Convoy, the Seattle-based digital freight brokerage (DFB), is in the process of raising a Series D round of venture capital funding and is asking for a $3 billion valuation, FreightWaves has learned.
The amount of money Convoy wants to raise has not been confirmed, but a typical round of that stage could be 20 percent of the company's value (but note that Flexport raised $1 billion toward a $3.2 billion post-money valuation and Manbang Group raised $1.9 billion toward a $6.5 billion post-money valuation).
Founded in 2015 by Dan Lewis and Grant Goodale, both Amazon.com, Inc. (NASDAQ: AMZN) alumni, Convoy took a technology-first approach to the problems of waste in the logistics industry and inefficiencies in the supply chain. The freight tech startup has so far raised a total of $266 million and has what FreightWaves estimates to be about 900 employees.
Convoy closed its $185 million Series C almost exactly one year ago, in September 2018, that valued the company at $1.08 billion, post-money. That deal was notable because it marked the first time that mainstream Wall Street institutional investors joined venture capitalists in investing in Convoy: T. Rowe Price Group Inc (NASDAQ: TROW) participated in the round. FreightWaves spoke with T. Rowe Price vice president Andrew Davis about the deal and how his thesis on Convoy had evolved over time.
To be sure, Convoy's strategists think about freight brokerage in a completely different way than most companies in the space. When FreightWaves asked about Convoy's approach to the Southeast after it opened a regional branch in Atlanta, it was expected that Convoy's operations team would talk about construction activity, produce harvests and major shippers in the region. Instead, they rattled off numbers about the average lengths of haul between cities in the same way that an analyst might discuss the distances between nodes in a network.

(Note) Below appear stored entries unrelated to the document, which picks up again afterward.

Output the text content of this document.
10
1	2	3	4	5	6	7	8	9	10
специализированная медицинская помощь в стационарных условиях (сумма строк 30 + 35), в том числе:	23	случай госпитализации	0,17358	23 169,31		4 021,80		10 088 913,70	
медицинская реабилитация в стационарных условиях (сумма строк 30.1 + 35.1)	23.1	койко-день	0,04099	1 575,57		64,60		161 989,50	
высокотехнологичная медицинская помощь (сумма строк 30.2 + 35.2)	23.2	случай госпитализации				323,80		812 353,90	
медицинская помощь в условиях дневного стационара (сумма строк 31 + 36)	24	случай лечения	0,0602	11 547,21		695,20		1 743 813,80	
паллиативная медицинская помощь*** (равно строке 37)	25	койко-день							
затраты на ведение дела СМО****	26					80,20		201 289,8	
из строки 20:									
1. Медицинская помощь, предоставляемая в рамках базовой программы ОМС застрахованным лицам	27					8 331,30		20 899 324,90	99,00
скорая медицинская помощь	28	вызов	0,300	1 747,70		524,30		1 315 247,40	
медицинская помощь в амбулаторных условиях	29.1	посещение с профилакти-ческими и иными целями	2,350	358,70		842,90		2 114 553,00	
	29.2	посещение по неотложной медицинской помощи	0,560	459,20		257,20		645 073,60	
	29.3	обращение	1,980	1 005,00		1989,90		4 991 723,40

Network effects, probability theory and market economics play a more important role in Convoy's culture than most traditional freight brokerages, where salesmanship, tacit knowledge of carriers, and sharp negotiating tactics win the day. Still, that approach comes with a cost – lots of employees with titles like ‘engineer' and ‘developer' who are expensive but who don't generate revenue.
We have applauded Convoy's initiatives to drive ‘stickiness' on its platform on both sides of the freight marketplace: adding automatic detention pay and drop trailers for drivers and embedding human consultants deep within its customers' supply chains. Convoy's recent partnership with BluJay, a transportation management system used by shippers, will reduce friction on the shipper side and let freight flow into Convoy's platform more easily, bypassing the traditional manual request-for-proposal process.
If $3 billion sounds like an eye-popping valuation for a young DFB that hasn't quite grown into its platform yet, consider the kind of money Convoy is looking for. Late-stage venture capitalists (VCs) write large checks to successful companies and usually secure preferential terms – in the event of an initial public offering, the late-stage VCs will be the first to get paid. That makes those large bets placed by the likes of SoftBank and Sequoia Capital less risky than they appear on the surface, as long as the startup can eventually tap the public markets.
The most interesting part of Convoy's story is likely yet to come. In terms of people-hours per load, Convoy is already far more productive than a traditional freight brokerage, but it will have to ramp up its productivity by another order of magnitude while also scaling its gross revenue by an order of magnitude to grow into a $3 billion valuation.
FreightWaves' proprietary research team, the Freight Intel Group, published a study of the digital freight brokerages' total addressable market and valuations on the FreightWaves SONAR platform. That study, largely written by senior research analyst Seth Holm, found that the digital freight brokerage sector could be valued at $30 billion in 10 years if the brokerage industry kept growing at trend and DFBs took 50 percent share of the brokerage industry while expanding their gross margins to 8 percent from an estimated 1 to 3 percent today.
FreightWaves' assumptions were optimistic for digital freight brokerages, but it will be fascinating to see these digital insurgents come into their own and attempt to permanently decouple volume growth from headcount growth.
The competitive threat posed by startups like Convoy has already been recognized by publicly traded companies like C.H. Robinson (NASDAQ: CHRW), Echo Global Logistics (NASDAQ: ECHO) and J.B. Hunt (NASDAQ: JBHT), which have all increased capital expenditures on technology over the past few years. Those well-capitalized incumbents have the resources to invest in automation and the expertise to adapt to changing market conditions.
But FreightWaves believes that for DFBs like Convoy, Uber Freight and Transfix to realize their potential and justify their valuations, the freight brokerage industry will become radically more consolidated than it is today. Only time will tell whether the inexpensive, cloud-based tools being developed and marketed to small brokerages will be enough to fend off the largest brokerages building their own technology, or whether the industry will be transformed beyond recognition.